Friday, October 17, 2008


There's been a lot of talk lately about the Bradley effect -- you know, the overstating of white support for black candidates in some polls -- but there seems to be a general consensus among pollsters that the Bradley effect hasn't really been seen much in elections since 1992 (or perhaps since 1989).

I guess we won't know for sure until November 4. But if that's true, why would it be? Why would white Americans have stopped lying to pollsters about their willingness to vote for American-Americans African-Americans fifteen or twenty years ago?
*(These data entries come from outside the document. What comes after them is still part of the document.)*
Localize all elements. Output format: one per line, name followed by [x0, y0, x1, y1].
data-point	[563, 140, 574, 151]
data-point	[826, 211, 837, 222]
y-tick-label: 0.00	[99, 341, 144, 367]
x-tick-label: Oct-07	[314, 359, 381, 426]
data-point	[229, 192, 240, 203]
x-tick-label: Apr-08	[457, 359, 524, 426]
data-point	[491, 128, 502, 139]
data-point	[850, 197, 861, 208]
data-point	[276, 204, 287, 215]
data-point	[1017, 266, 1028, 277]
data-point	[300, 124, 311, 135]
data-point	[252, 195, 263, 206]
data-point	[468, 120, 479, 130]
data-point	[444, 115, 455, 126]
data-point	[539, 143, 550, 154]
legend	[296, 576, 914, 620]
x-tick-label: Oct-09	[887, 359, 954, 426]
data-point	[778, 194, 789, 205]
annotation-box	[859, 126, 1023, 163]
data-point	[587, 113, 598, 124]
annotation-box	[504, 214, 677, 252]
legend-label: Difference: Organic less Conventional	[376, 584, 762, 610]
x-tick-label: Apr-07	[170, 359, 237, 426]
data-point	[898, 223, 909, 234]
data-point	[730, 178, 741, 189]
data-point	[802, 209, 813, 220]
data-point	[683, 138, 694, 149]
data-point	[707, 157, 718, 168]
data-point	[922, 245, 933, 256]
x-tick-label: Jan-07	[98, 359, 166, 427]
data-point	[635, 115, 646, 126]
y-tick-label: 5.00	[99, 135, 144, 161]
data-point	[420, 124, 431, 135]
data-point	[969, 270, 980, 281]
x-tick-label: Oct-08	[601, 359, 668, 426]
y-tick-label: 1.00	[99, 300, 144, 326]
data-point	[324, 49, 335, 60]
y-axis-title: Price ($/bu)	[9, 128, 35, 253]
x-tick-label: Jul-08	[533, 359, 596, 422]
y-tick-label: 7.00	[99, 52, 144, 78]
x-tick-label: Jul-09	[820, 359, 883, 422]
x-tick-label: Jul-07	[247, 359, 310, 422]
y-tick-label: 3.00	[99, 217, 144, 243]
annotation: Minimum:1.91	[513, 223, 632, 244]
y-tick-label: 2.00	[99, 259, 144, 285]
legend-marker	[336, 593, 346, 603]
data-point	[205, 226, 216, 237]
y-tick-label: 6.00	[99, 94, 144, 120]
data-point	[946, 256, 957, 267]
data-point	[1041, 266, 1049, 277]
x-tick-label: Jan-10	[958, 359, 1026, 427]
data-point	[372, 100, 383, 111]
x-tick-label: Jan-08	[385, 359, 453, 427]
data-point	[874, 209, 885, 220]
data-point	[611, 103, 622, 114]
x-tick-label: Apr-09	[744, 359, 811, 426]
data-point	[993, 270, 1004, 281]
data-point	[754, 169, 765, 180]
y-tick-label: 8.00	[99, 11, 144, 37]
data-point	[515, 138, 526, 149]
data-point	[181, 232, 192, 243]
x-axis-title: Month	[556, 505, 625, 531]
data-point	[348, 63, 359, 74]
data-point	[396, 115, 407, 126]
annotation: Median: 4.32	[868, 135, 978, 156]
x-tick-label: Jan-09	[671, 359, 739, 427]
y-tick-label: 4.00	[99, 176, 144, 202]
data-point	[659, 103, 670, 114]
What occurs to me is that Rush Limbaugh's national radio show debuted on August 1, 1988. It was, of course, wildly successful, and in its wake we got a raft of radio imitators, as well as Fox News, a lot of high-profile right-wing book publishing, and a noisy online right. (And at roughly the same time, shock jocks rose to prominence elsewhere on the radio dial. Also, we had a late-1980s boomlet in "politically incorrect" standup comedy, with Andrew Dice Clay and Sam Kinison packing halls.)
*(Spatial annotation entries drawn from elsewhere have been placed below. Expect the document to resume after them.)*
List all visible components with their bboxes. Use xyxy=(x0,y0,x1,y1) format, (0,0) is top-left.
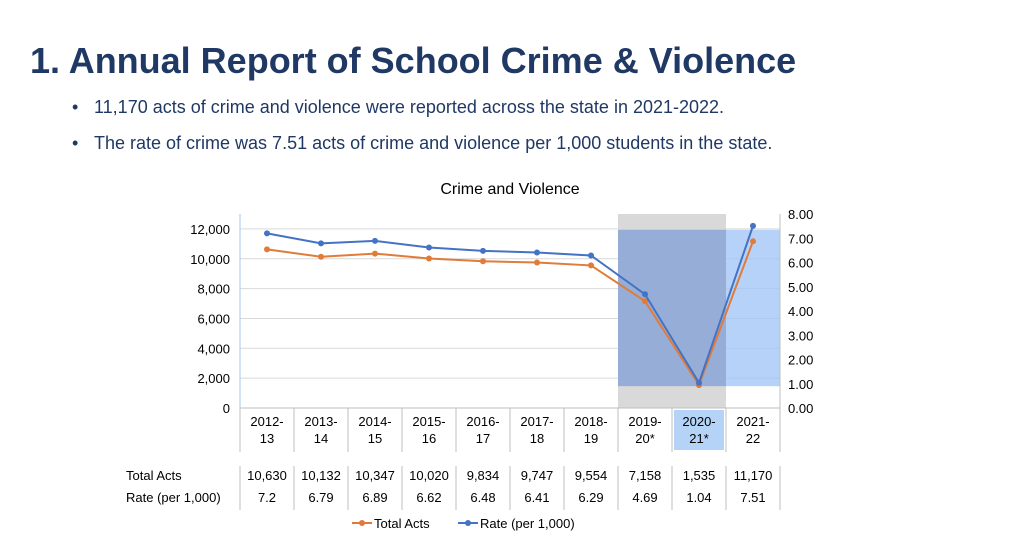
y-left-tick-label: 12,000 xyxy=(190,222,230,237)
y-right-tick-label: 1.00 xyxy=(788,377,813,392)
table-cell: 9,554 xyxy=(575,468,608,483)
x-tick-label-line1: 2016- xyxy=(466,414,499,429)
x-tick-label-line1: 2021- xyxy=(736,414,769,429)
y-right-tick-label: 3.00 xyxy=(788,328,813,343)
y-left-tick-label: 2,000 xyxy=(197,371,230,386)
table-cell: 7,158 xyxy=(629,468,662,483)
table-cell: 11,170 xyxy=(734,468,773,483)
x-tick-label-line1: 2018- xyxy=(574,414,607,429)
blue-highlight-band xyxy=(618,229,726,387)
x-tick-label-line2: 22 xyxy=(746,431,760,446)
rate-point xyxy=(642,291,648,298)
x-tick-label-line2: 15 xyxy=(368,431,382,446)
bullet-total-acts: 11,170 acts of crime and violence were r… xyxy=(72,96,772,118)
total-acts-point xyxy=(480,258,486,265)
table-cell: 6.29 xyxy=(578,490,603,505)
x-tick-label-line2: 18 xyxy=(530,431,544,446)
table-cell: 7.51 xyxy=(740,490,765,505)
x-tick-label-line1: 2017- xyxy=(520,414,553,429)
x-tick-label-line1: 2020- xyxy=(682,414,715,429)
total-acts-point xyxy=(750,238,756,245)
y-right-tick-label: 6.00 xyxy=(788,256,813,271)
total-acts-point xyxy=(264,246,270,253)
y-right-tick-label: 8.00 xyxy=(788,207,813,222)
slide-title: 1. Annual Report of School Crime & Viole… xyxy=(30,40,797,81)
x-tick-label-line2: 17 xyxy=(476,431,490,446)
rate-point xyxy=(750,222,756,229)
x-tick-label-line2: 16 xyxy=(422,431,436,446)
x-tick-label-line1: 2019- xyxy=(628,414,661,429)
y-left-tick-label: 8,000 xyxy=(197,282,230,297)
y-left-tick-label: 10,000 xyxy=(190,252,230,267)
table-cell: 4.69 xyxy=(632,490,657,505)
table-cell: 10,020 xyxy=(409,468,449,483)
table-cell: 6.79 xyxy=(308,490,333,505)
legend-label: Total Acts xyxy=(374,516,430,531)
y-right-tick-label: 7.00 xyxy=(788,231,813,246)
chart-title: Crime and Violence xyxy=(440,181,579,198)
x-tick-label-line2: 19 xyxy=(584,431,598,446)
bullet-rate: The rate of crime was 7.51 acts of crime… xyxy=(72,132,772,154)
table-row-header: Rate (per 1,000) xyxy=(126,490,221,505)
total-acts-point xyxy=(372,250,378,257)
rate-point xyxy=(318,240,324,247)
rate-point xyxy=(534,249,540,256)
total-acts-point xyxy=(426,255,432,262)
total-acts-line xyxy=(266,240,754,388)
x-tick-label-line1: 2012- xyxy=(250,414,283,429)
table-cell: 1,535 xyxy=(683,468,716,483)
rate-point xyxy=(264,230,270,237)
rate-line xyxy=(266,225,754,386)
table-row-header: Total Acts xyxy=(126,468,182,483)
highlighted-category-cell xyxy=(674,410,724,450)
x-tick-label-line2: 14 xyxy=(314,431,328,446)
table-cell: 6.89 xyxy=(362,490,387,505)
total-acts-point xyxy=(642,298,648,305)
total-acts-point xyxy=(534,259,540,266)
table-cell: 1.04 xyxy=(686,490,711,505)
table-cell: 10,132 xyxy=(301,468,341,483)
x-tick-label-line1: 2014- xyxy=(358,414,391,429)
x-tick-label-line2: 21* xyxy=(689,431,709,446)
y-left-tick-label: 4,000 xyxy=(197,341,230,356)
y-right-tick-label: 0.00 xyxy=(788,401,813,416)
y-right-tick-label: 4.00 xyxy=(788,304,813,319)
rate-point xyxy=(480,247,486,254)
y-right-tick-label: 5.00 xyxy=(788,280,813,295)
rate-point xyxy=(696,379,702,386)
y-left-tick-label: 0 xyxy=(223,401,230,416)
rate-point xyxy=(588,252,594,259)
x-tick-label-line2: 20* xyxy=(635,431,655,446)
x-tick-label-line1: 2013- xyxy=(304,414,337,429)
table-cell: 10,630 xyxy=(247,468,287,483)
legend-swatch-marker xyxy=(359,520,365,526)
table-cell: 9,834 xyxy=(467,468,500,483)
table-cell: 6.41 xyxy=(524,490,549,505)
table-cell: 7.2 xyxy=(258,490,276,505)
y-left-tick-label: 6,000 xyxy=(197,311,230,326)
table-cell: 9,747 xyxy=(521,468,554,483)
rate-point xyxy=(426,244,432,251)
table-cell: 10,347 xyxy=(355,468,395,483)
blue-highlight-band-right xyxy=(726,229,780,387)
x-tick-label-line2: 13 xyxy=(260,431,274,446)
rate-point xyxy=(372,237,378,244)
x-tick-label-line1: 2015- xyxy=(412,414,445,429)
bullet-list: 11,170 acts of crime and violence were r… xyxy=(72,96,772,168)
y-right-tick-label: 2.00 xyxy=(788,353,813,368)
table-cell: 6.62 xyxy=(416,490,441,505)
total-acts-point xyxy=(318,253,324,260)
legend-swatch-marker xyxy=(465,520,471,526)
table-cell: 6.48 xyxy=(470,490,495,505)
total-acts-point xyxy=(588,262,594,269)
legend-label: Rate (per 1,000) xyxy=(480,516,575,531)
Some right-wing radio talkers were nakedly racist, but others made a point of going after prominent black (Democratic) public figures in ways that sidestepped obvious racism (though code was usually substituted). We certainly also saw that in the right-wing publishing industry -- books like The Real Anita Hill and Shakedown: Exposing the Real Jesse Jackson purported to be racism-free. Shock jocks and comics, of course, didn't bother to conceal their prejudices.
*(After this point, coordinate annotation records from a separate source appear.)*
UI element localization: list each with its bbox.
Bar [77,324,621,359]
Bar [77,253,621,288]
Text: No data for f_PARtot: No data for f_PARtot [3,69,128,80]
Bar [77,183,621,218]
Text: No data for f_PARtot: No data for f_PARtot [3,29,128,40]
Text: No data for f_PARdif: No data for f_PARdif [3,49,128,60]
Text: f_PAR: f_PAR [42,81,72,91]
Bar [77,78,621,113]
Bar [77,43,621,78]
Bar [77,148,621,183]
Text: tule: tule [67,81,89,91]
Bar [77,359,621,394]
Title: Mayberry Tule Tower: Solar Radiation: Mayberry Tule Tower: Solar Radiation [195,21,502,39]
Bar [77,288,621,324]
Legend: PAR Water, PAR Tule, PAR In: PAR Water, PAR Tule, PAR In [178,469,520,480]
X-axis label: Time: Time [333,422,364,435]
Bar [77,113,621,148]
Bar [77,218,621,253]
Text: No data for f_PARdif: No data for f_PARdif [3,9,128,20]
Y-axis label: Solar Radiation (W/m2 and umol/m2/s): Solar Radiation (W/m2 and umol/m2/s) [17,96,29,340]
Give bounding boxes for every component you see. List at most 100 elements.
The point is that contempt for black public figures began to be shouted from the housetops in the media mainstream. That's true to this day.

Under the circumstances, why would anyone who owns a radio, or who can watch Bill O'Reilly or Sean Hannity on cable TV, think that it's not permissibile to express a negative opinion about a black politician?

So that's my theory: If the Bradley effect is dead, Rush Limbaugh and like-minded media voices killed it. Unintended consequences?